The problem lies in the TODO line. I wanted to visualize different filter by utilizing gradient ascend and I’ve used this awesome github project as a reference.
Now is our model not iterable like the vgg16 model used in the repository. In my opinion, it shouldn’t make a difference if the input image, which is being maximized, goes through the full model or stops at the desired layer, as the backward function is only applied to operations leading up to the desired layer/filter. Smaller tests confirm this. But if you run the given script once with the break line and then without the break line, the loss differs significantly. I cannot explain why and hope that somebody could demystify this for me.

Thanks!

albanD · January 13, 2020, 10:09pm

Hi,

Have you tried running the loop for more than 5 iteration? Do they converge to the same result?
Is it simply because you get different random sample?

kai-tub · January 13, 2020, 10:40pm

Hi,

Have you tried running the loop for more than 5 iteration?

It should always produce the same result at each step.
It can be easily verified by running the script multiple times, the loss remains the same between runs, but differs if the break line is removed.

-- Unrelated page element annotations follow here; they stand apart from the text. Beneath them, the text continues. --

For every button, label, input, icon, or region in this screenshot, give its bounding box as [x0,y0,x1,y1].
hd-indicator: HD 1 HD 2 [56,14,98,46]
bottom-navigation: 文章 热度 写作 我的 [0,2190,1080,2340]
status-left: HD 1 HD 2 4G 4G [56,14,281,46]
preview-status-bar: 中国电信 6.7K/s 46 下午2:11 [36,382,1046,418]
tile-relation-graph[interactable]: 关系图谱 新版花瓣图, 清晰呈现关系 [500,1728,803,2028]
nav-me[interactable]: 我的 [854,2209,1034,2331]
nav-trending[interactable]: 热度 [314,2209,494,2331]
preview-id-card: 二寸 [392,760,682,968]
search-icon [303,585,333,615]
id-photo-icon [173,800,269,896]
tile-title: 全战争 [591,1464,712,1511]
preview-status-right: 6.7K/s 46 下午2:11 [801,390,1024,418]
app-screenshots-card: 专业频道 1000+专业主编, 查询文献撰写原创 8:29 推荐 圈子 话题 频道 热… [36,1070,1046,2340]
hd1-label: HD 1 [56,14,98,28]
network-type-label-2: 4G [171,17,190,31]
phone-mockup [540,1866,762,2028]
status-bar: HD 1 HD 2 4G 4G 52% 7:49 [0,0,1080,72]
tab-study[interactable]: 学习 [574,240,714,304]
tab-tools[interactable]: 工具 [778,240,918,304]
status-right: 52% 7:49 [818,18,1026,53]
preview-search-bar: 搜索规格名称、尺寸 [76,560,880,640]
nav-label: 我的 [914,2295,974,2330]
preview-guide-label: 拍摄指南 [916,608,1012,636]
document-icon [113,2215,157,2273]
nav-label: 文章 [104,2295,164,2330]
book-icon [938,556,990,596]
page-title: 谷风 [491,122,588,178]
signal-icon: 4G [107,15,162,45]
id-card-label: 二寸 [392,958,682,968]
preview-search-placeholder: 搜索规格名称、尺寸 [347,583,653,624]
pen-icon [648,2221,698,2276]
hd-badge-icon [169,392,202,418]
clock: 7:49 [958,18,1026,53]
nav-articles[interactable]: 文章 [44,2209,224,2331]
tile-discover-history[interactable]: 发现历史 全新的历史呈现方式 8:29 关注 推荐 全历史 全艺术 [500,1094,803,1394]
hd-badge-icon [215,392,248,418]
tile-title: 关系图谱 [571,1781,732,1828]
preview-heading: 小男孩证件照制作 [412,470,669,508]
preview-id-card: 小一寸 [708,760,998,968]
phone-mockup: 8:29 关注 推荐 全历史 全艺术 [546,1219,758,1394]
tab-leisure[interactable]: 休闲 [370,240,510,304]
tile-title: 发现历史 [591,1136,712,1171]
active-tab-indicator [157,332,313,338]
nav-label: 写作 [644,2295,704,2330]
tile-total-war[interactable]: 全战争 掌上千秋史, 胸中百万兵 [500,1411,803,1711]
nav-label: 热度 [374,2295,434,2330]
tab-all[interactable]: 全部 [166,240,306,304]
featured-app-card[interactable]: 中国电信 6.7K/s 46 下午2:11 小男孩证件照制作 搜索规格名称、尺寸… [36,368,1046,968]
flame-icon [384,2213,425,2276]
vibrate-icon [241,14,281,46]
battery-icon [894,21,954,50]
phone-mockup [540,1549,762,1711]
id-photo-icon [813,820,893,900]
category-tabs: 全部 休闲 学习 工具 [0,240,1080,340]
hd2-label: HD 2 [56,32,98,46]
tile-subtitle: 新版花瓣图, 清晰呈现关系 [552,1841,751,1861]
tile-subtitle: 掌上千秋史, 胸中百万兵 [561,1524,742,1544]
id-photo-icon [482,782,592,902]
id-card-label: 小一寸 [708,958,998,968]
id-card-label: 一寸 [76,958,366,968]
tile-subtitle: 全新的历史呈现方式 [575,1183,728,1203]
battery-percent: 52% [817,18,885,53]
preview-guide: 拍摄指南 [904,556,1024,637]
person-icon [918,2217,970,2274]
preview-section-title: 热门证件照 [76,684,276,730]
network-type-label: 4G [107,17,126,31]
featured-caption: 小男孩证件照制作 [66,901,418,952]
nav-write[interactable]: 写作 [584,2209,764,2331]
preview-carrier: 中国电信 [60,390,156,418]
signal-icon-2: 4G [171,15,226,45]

Do they converge to the same result?

The convergence is not the point, but the reason why the results differ at each step.

Is it simply because you get different random sample?

Setting np.random.seed(123) should take care of always producing the same sample

albanD · January 13, 2020, 11:12pm

Setting np.random.seed(123) should take care of always producing the same sample

Unless later in the network, you generate more random numbers. Then depending if you run these layers, you will get different random inputs.

TODO: Explain why it makes a difference when the following

Maybe the layer just after the conv is an activation function that is applied inplace. And so it changes the output of the conv. You can clone the result to avoid this with: self._conv_output = x[0, self.selected_filter].clone().

kai-tub · January 13, 2020, 11:19pm

You are correct!
The VGG16 model from pytorch uses nn.ReLU(inplace=True), this seemed to cause the problem.

Thanks!